Now, if I was “perfect” at anything during my sabbatical, it was spin class. Four to six times a week, I had my butt on a bike that quite literally goes nowhere. I wasn’t there for the mileage, though. It was more about community and fitness. Until it became (very much) about my sanity during an increasingly frustrating sabbatical. One of my favorite spin instructors always opens her class by telling us that our bodies, minds, and spirits show up differently every day. So, her expectation of us is always “personal best, not perfection.” Good thing, that. Because sometimes my personal best was simply sitting on that bike and making the pedals move. I’ve heard Beth say this many times. In fact, she reminded us (read: me) twice today during class. I need to hear it, apparently. Often. Because the more I hear it, the more I hear it, especially that second part. Not perfection.

Titling this series “Lessons from Winter” is a bit of a misnomer. I don’t want to imply that I learned a lesson (or lessons) over sabbatical, so suddenly sabbatical makes sense.
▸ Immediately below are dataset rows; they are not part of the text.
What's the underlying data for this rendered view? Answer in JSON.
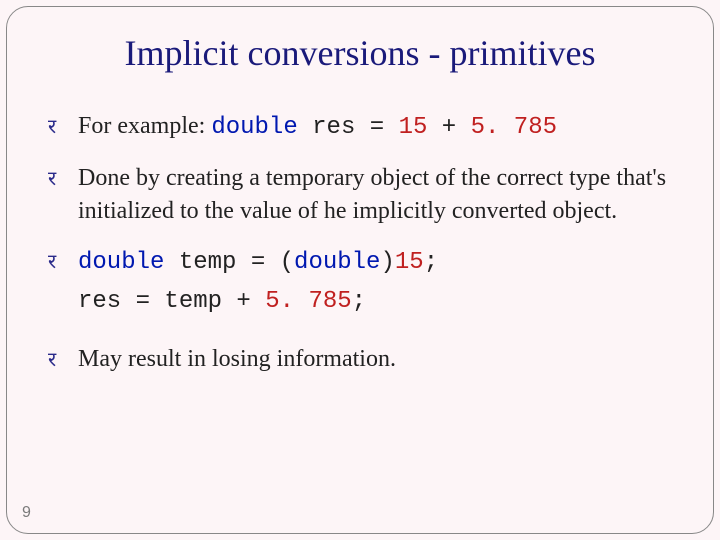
{
  "title": "Implicit conversions - primitives",
  "bullets": {
    "b1_prefix": "For example:  ",
    "b1_code_kw": "double",
    "b1_code_mid": " res = ",
    "b1_code_num1": "15",
    "b1_code_plus": " + ",
    "b1_code_num2": "5. 785",
    "b2_text": "Done by creating a temporary object of the correct type that's initialized to the value of he implicitly converted object.",
    "b3_code_kw1": "double",
    "b3_code_mid1": " temp = (",
    "b3_code_kw2": "double",
    "b3_code_mid2": ")",
    "b3_code_num1": "15",
    "b3_code_tail1": ";",
    "b3_line2_a": "res = temp + ",
    "b3_line2_num": "5. 785",
    "b3_line2_b": ";",
    "b4_text": "May result in losing information."
  },
  "bullet_glyph": "र",
  "page_number": "9"
}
Or that when I first heard Beth say “personal best, not perfection” the lightbulb went on, and everything became clear. Or that I mastered and perfected a flaw. Winter is the theme here, folks. It’s taken some uncomfortable time to rearrange my thinking, considerable effort to hear and hear again what I need to hear, to embody personal best in any given moment, to move from expecting perfection to embracing good.

And believe me, I’ve thought about this a lot. My body and mind didn’t show up for sabbatical the way I anticipated or expected. This blog was delayed a week because of my state of paralysis and obsession with perfection. And yet, I did show up. The blog is written. And, in the end, that is enough. In fact, it is good. Very good, isn’t it?